What type of feedback have you gotten from nurses who have participated?
“The nurses have been very vocal in their appreciation for the program. I've heard them say they find it very comforting, and they appreciate the opportunity to be able to release some of the emotional burdens they may have been carrying for a while. They say they are really able to get relief through the interactions they have in the program. They say being able to talk freely about the things they are experiencing—having the opportunity to talk about depression and grief—has been very helpful.

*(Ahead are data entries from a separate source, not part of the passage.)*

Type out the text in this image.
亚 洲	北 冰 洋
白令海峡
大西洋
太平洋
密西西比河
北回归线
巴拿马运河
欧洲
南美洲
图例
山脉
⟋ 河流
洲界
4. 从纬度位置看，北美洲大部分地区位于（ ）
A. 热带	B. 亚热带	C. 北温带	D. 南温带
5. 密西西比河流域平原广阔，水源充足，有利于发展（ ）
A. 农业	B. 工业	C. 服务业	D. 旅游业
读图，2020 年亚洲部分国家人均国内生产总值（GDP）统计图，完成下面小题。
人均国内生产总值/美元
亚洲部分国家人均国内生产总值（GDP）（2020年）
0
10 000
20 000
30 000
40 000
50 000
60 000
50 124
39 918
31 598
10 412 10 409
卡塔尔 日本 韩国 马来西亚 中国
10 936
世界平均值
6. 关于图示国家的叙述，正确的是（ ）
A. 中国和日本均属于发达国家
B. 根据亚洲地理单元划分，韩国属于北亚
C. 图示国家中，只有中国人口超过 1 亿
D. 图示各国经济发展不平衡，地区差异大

“The fact that someone is willing to come on their turf, so to speak, and be a listening presence and a supportive presence is—we've been told by our nurses—really valuable.”
How does the program play a role in the overall quality of care at the hospital?
“It really boosts morale for the floor. Anything that helps our nurses and staff invariably helps our patients as well—because it boosts the staff's ability to deliver more effective care to the patients and to be much more focused in all the services they provide. So, it absolutely enhances the quality of care that we are able to give to our patients and their caregivers.”